Son dönemde Avrupa sınırlarından geçişlerine izin verilmediği için donarak ölen, Akdeniz'de tekneleri geri itilerek ölüme terk edilen ve darbedilen mültecilerin görüntüleri, AB'nin "insani yardımlar, herkesin ihtiyacına göre ve ayrım yapılmaksızın sağlanmalı" ilkesini çiğnediğini ve çifte standart uyguladığını gözler önüne seriyor.

Rusya-Ukrayna savaşının ardından mültecilerin yaşadığı ırkçı ve ayrımcı muameleye tepki gösteren isimler arasında BM Mülteciler Yüksek Komiseri Filippo Grandi de yer alıyor.
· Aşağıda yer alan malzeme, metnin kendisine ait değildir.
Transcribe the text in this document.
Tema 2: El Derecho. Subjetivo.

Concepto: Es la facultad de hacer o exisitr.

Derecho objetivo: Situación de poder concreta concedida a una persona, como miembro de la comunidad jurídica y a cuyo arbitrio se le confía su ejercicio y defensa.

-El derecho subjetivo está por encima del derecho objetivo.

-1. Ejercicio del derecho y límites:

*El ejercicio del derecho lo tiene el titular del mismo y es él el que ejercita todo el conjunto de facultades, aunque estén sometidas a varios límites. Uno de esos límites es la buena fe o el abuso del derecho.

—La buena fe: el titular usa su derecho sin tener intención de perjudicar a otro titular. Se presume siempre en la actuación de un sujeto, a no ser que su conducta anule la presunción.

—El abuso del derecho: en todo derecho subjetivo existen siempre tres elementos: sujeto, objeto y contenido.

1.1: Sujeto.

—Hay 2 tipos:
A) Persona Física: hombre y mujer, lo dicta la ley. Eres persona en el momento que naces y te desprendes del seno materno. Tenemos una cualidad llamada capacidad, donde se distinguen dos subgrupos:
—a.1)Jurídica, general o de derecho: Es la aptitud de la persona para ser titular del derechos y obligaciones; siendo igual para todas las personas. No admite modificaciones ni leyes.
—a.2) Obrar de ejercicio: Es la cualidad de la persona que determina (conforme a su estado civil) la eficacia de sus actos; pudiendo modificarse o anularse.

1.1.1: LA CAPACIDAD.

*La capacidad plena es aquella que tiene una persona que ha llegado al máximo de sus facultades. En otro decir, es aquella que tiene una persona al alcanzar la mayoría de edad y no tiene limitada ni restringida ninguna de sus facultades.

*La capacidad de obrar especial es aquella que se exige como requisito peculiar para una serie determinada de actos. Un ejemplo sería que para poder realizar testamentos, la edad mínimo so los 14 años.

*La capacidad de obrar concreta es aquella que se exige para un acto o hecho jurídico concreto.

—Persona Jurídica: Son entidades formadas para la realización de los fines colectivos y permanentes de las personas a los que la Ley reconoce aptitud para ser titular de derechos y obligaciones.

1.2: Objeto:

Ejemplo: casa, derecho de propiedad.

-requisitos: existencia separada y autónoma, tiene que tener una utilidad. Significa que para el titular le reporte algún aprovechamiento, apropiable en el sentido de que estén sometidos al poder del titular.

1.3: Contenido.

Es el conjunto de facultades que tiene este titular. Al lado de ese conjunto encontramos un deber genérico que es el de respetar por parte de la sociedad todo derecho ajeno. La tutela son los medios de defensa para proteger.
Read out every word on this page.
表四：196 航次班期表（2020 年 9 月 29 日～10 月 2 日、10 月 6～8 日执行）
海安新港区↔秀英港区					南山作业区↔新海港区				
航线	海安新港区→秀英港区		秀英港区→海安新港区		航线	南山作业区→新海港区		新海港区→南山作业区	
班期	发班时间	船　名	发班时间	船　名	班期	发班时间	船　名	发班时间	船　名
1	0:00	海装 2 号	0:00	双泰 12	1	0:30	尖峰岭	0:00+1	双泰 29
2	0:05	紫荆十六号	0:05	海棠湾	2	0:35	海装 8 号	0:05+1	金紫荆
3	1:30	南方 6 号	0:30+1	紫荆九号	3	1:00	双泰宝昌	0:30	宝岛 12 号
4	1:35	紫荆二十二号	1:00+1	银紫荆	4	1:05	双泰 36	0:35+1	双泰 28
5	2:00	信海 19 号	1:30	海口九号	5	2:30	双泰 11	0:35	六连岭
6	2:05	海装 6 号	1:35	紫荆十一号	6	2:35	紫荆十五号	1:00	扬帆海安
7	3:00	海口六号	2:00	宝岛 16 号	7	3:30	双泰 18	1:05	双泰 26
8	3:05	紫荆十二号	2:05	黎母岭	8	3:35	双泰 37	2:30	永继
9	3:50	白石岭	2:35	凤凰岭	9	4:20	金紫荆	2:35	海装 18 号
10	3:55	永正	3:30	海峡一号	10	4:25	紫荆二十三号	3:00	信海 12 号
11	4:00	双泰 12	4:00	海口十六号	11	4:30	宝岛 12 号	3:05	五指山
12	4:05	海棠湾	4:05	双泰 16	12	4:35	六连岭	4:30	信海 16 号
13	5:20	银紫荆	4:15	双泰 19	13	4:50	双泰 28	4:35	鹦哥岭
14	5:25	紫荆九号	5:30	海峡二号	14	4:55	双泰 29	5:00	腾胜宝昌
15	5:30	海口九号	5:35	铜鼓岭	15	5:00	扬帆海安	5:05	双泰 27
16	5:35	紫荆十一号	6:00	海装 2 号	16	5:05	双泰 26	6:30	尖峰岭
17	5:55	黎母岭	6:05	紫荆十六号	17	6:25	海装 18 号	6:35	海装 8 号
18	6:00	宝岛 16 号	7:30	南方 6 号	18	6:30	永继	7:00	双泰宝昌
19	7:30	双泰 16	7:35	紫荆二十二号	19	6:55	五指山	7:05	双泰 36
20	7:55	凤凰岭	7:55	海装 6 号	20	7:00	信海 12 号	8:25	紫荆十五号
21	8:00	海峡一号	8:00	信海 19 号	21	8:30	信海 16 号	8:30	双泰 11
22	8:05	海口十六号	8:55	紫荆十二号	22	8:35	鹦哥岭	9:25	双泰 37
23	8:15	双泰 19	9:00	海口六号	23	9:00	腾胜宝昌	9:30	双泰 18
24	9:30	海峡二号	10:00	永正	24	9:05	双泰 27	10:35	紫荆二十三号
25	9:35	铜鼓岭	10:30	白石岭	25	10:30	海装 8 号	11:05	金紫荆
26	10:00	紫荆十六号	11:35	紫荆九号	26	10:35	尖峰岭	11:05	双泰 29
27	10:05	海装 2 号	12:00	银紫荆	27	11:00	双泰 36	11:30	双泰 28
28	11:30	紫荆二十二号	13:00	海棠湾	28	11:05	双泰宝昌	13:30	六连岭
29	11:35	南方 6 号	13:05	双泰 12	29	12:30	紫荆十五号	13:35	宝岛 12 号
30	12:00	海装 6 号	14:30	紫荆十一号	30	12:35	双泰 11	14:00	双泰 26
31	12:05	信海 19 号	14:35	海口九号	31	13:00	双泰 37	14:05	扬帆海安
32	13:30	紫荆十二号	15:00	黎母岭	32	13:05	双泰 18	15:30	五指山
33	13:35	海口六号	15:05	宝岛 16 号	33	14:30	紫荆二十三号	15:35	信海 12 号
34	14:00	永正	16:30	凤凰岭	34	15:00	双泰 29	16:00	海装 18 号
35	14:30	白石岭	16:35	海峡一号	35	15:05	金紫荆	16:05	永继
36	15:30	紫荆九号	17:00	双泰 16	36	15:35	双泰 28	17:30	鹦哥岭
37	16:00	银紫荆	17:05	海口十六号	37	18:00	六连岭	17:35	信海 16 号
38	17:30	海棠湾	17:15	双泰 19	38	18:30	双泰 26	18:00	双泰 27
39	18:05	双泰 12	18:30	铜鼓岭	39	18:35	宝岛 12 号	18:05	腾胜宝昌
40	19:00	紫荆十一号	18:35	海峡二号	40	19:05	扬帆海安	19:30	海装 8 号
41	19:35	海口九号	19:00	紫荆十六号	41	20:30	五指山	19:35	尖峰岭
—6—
Grandi, dünyada diğer savaş ve çatışmalardan kaçan bazı siyahi insanların Ukraynalı mültecilerle aynı muameleyi görmediğine dair "çirkin gerçeğe" tanık olduklarını belirtmişti.

Avrupa medyasında da Rusya-Ukrayna savaşından sonra yaşananlar aktarılırken ayrımcı yaklaşım gözlendi.

- Avrupa ülkelerinin ırkçı tutumu raporlara girdi

İnsan Hakları İzleme Örgütünün (HRW) yayımlanan 2023 Dünya Raporu'nun Avrupa bölümünde, Avrupa ülkelerinin milyonlarca Ukraynalıyı memnuniyetle karşılamasına rağmen sayısız Suriyeli, Afgan, Filistinli, Somalili ve sığınma talebinde bulunan diğerlerine yaklaşımının taban tabana zıt olduğu ve çifte standartları sürdürdüğü yer aldı.

Afganistan'da Taliban'ın yönetimi devralmasından bir yıl sonra Afgan sığınmacıların AB sınırlarından geri itildiği ve AB genelinde daha az mülteci statüsünün tanınmasıyla karşı karşıya kaldıkları bildirildi.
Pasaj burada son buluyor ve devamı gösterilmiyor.